Closed spleonard1 closed 6 years ago
Can you check the brew installs of other programs, particularly cd-hit? This seems similar to an issue reported by someone else (see https://github.com/ryanmelnyk/PyParanoid/issues/2)
Oh! Yes my cd-hit installation was bad, I reinstalled manually. It still wasn't working, so I tried turning off MP since I figured it was silently failing. In sequential mode I repeatedly got this error:
Sequential mode...
Traceback (most recent call last):
File "/usr/local/bin/BuildGroups.py", line 551, in <module>
main()
File "/usr/local/bin/BuildGroups.py", line 531, in main
cdhit_seqs()
File "/usr/local/bin/BuildGroups.py", line 330, in cdhit_seqs
CDHIT_RUN(f)
File "/usr/local/bin/BuildGroups.py", line 340, in CDHIT_RUN
proc = subprocess.Popen(cmds.split(),stdout=FNULL,stderr=FNULL)

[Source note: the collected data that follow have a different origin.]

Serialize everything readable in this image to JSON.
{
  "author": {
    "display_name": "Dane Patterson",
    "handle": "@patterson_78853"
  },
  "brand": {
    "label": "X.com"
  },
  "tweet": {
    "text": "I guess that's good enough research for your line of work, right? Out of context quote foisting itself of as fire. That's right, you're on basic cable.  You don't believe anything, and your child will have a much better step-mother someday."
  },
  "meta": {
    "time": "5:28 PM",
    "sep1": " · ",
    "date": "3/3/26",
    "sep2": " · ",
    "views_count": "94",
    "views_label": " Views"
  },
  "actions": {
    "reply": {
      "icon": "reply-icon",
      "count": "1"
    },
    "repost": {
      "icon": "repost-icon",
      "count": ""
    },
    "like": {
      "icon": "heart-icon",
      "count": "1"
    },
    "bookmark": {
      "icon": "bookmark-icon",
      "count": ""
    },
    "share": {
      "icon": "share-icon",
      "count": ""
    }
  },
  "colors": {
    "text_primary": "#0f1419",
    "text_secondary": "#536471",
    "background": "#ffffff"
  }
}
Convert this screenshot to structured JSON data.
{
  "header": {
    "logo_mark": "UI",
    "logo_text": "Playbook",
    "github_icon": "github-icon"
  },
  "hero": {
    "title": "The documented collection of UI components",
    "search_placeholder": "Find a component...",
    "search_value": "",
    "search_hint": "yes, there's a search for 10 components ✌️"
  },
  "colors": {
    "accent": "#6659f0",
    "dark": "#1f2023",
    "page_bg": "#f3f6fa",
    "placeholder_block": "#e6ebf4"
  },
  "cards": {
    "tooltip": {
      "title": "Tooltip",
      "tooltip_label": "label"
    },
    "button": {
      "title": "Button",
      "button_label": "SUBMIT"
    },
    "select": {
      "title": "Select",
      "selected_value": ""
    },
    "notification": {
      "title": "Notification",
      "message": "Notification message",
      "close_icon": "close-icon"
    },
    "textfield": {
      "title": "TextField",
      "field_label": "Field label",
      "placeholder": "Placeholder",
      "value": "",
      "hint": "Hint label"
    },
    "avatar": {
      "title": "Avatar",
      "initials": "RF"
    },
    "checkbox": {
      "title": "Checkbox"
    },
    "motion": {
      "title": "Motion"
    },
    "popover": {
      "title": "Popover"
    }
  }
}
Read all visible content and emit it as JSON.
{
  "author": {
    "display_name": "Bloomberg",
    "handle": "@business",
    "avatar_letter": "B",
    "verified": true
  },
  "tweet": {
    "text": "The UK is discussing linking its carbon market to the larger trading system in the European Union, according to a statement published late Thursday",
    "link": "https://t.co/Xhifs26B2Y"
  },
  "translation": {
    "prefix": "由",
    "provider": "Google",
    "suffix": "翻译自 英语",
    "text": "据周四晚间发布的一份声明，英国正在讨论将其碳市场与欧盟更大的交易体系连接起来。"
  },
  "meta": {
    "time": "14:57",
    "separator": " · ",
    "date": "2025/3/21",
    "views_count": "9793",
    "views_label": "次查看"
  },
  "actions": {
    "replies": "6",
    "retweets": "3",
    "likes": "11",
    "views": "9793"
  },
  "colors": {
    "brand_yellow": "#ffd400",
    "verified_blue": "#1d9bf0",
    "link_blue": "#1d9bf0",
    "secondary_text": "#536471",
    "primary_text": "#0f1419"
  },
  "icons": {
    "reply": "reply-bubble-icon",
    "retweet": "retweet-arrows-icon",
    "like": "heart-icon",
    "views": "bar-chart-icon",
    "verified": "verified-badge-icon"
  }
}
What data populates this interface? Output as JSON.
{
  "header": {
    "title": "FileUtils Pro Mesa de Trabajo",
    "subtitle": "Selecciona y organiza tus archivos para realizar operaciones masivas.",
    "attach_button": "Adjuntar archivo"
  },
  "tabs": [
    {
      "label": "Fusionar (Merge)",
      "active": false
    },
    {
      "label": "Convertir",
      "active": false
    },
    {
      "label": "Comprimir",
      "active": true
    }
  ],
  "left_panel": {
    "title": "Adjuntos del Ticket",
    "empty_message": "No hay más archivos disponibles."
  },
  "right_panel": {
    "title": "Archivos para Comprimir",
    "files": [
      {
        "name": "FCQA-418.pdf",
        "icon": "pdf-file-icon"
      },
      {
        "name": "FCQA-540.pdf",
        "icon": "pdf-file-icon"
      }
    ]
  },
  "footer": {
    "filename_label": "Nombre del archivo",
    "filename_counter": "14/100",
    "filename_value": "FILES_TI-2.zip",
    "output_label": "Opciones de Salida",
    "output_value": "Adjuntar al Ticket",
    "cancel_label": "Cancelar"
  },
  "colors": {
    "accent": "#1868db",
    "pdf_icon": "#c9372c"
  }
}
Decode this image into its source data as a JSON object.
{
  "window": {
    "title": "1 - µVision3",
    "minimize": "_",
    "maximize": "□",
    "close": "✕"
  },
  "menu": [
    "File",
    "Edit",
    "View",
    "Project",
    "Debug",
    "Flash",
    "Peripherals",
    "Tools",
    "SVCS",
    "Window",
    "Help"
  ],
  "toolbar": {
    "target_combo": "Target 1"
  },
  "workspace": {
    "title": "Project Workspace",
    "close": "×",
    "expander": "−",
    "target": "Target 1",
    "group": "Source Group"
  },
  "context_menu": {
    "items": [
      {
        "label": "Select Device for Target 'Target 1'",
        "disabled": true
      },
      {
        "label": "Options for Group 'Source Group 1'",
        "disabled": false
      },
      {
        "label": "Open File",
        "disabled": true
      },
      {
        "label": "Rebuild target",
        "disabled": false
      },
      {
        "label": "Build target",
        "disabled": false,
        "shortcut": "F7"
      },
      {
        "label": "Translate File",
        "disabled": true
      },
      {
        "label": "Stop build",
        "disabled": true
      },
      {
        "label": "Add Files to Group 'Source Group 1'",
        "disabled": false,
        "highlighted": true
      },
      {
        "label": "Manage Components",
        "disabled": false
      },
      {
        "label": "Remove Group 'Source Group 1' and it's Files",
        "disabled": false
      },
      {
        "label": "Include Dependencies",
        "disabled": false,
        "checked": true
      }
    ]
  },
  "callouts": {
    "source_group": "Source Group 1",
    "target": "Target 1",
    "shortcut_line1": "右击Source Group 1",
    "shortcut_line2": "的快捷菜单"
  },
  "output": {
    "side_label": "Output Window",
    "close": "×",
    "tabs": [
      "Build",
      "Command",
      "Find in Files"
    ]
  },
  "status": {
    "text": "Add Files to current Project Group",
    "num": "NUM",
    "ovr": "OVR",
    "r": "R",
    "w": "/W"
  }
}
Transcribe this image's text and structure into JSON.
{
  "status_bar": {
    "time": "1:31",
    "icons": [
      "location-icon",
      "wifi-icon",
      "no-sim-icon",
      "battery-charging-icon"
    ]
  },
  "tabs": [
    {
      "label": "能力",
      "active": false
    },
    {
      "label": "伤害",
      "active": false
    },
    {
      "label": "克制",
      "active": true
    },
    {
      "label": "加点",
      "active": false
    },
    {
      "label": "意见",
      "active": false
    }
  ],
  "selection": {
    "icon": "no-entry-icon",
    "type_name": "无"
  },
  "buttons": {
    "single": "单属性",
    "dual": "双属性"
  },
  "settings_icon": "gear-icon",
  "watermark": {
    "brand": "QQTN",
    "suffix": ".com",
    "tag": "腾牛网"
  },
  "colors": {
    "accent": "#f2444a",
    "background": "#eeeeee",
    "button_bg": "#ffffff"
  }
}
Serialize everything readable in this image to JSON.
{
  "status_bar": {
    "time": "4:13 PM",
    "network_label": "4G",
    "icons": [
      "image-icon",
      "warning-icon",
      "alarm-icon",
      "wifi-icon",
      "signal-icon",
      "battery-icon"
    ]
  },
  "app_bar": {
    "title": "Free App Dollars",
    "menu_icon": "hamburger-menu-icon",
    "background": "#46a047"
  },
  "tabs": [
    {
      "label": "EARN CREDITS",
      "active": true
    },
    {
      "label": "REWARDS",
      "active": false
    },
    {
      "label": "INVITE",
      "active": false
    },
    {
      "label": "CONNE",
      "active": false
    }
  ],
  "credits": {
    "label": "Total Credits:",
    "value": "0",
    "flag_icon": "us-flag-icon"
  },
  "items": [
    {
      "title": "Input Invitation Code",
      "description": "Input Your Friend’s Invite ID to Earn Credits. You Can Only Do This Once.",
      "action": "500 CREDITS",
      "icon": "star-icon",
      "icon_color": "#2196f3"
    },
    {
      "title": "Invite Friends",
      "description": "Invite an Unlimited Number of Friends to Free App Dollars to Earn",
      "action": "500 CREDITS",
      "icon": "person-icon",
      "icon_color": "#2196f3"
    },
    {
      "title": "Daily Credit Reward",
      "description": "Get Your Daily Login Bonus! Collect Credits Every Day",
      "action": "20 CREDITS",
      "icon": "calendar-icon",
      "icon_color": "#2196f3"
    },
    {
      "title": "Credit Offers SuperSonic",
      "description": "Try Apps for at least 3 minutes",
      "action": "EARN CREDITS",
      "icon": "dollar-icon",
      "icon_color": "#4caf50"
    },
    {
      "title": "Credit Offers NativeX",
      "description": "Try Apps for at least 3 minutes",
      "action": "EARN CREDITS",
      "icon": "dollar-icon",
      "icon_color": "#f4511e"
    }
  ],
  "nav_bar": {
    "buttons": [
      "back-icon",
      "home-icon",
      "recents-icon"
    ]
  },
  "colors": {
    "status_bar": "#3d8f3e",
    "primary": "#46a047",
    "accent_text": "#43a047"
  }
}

File "/usr/local/Cellar/python@2/2.7.14_3/Frameworks/Python.framework/Versions/2.7/lib/python2.7/subprocess.py", line 390, in __init__
errread, errwrite)
File "/usr/local/Cellar/python@2/2.7.14_3/Frameworks/Python.framework/Versions/2.7/lib/python2.7/subprocess.py", line 1025, in _execute_child
raise child_exception
OSError: [Errno 2] No such file or directory
Eventually I got it working by passing the absolute path for each argument in BuildGroups.py. Relative paths kept throwing that error... not sure why. But its working.. so thanks!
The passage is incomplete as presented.